About BeGig
BeGig is the leading tech freelancing marketplace. We empower innovative, early-stage, non-tech founders to bring their visions to life by connecting them with top-tier freelance talent. By joining BeGig, you’re not just taking on one role—you’re signing up for a platform that will continuously match you with high-impact opportunities tailored to your expertise.
Your Opportunity
Join our network as a Cloud-Native ML Engineer and build, deploy, and scale machine learning solutions that leverage the full power of cloud-native technologies. You’ll work closely with startups to enable rapid experimentation, seamless deployment, and robust scaling of ML pipelines and models across public cloud platforms.
This is a fully remote position, available on an hourly or project-based basis.
Role Overview
As a Cloud-Native ML Engineer, you will:
- Build ML Pipelines: Design and implement scalable ML pipelines using cloud-native tools and managed services.
- Model Deployment: Deploy and monitor machine learning models in production using Kubernetes, Docker, or serverless architectures.
- Orchestrate Workflows: Use workflow orchestration tools (e.g., Kubeflow, Airflow, Vertex AI Pipelines, Sagemaker Pipelines) to automate ML workflows.
- Optimize for Cloud: Tune model inference, resource allocation, and cost efficiency across AWS, GCP, or Azure.
- Integrate CI/CD: Develop and maintain CI/CD pipelines for continuous delivery of ML features and updates.
- Monitor & Scale: Implement monitoring, logging, and auto-scaling strategies to ensure robust, production-grade ML services.
Technical Requirements & Skills
- Experience: Minimum 2+ years in machine learning engineering or DevOps with hands-on cloud experience.
- Cloud Platforms: Proficiency in AWS, GCP, or Azure for deploying and managing ML workloads.
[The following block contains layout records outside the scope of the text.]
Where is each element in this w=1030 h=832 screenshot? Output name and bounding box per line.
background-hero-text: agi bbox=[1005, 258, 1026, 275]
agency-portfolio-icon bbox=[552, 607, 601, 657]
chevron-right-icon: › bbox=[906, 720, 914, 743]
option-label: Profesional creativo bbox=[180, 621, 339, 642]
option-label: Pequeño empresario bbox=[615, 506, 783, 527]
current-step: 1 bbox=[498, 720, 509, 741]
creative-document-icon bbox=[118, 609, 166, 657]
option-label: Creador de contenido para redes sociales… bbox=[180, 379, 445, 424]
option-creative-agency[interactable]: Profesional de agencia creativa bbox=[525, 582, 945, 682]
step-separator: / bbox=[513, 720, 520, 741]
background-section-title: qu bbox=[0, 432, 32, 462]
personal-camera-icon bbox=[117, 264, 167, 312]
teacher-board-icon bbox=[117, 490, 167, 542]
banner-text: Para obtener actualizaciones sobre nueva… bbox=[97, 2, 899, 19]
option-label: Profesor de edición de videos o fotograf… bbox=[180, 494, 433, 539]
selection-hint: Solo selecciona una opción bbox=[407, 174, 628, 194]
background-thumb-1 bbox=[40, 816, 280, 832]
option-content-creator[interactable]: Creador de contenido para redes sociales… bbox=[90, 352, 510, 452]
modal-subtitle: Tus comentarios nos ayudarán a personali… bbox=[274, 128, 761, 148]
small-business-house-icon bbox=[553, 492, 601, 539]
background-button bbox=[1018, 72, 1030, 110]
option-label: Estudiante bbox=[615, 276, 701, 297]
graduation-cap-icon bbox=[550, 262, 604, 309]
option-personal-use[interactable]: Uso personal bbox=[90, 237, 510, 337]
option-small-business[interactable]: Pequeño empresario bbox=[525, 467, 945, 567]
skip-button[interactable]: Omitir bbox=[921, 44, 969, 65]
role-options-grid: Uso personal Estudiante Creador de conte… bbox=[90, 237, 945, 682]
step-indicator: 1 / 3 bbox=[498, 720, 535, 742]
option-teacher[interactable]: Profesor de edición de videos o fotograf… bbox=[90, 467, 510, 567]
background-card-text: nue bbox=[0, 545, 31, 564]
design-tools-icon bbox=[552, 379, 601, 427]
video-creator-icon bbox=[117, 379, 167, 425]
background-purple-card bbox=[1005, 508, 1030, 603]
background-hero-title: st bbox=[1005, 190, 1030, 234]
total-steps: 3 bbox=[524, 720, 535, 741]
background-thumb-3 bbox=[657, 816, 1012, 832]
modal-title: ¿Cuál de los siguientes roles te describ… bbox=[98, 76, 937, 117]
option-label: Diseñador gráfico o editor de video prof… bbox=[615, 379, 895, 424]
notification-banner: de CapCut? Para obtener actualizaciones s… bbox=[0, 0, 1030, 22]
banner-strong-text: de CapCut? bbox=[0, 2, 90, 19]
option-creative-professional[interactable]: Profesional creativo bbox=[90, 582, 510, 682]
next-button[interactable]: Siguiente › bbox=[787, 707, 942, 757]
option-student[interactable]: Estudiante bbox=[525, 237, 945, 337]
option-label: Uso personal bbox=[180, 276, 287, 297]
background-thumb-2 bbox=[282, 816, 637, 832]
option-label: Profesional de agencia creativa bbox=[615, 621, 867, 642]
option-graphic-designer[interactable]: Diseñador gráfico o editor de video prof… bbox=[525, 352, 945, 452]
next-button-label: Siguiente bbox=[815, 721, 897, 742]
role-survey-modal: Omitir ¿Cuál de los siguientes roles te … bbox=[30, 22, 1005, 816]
- Containerization: Experience with Docker, Kubernetes, or serverless frameworks for ML deployment.
- Workflow Tools: Hands-on with ML workflow orchestration tools such as Kubeflow, Airflow, Vertex AI, or Sagemaker.
- Programming: Strong Python skills; familiarity with ML libraries (scikit-learn, TensorFlow, PyTorch).
- Automation & Monitoring: Experience with CI/CD tools, monitoring (Prometheus, CloudWatch), and logging solutions.
What We’re Looking For
- An engineer passionate about making ML scalable, reliable, and cloud-optimized.
- A freelancer who can turn ML prototypes into robust, production-ready services in modern cloud environments.
- A systems thinker who proactively identifies bottlenecks, optimizes workflows, and drives automation.
Why Join Us?
- Immediate Impact: Enable startups to move faster and smarter with cloud-powered ML solutions.
- Remote & Flexible: Work from anywhere, on an hourly or project basis—tailor your engagements to your schedule.
- Future Opportunities: Get matched with roles in ML infrastructure, MLOps, and cloud-native data science.
Growth & Recognition: Join a trusted network where your skills in cloud ML engineering are highly valued.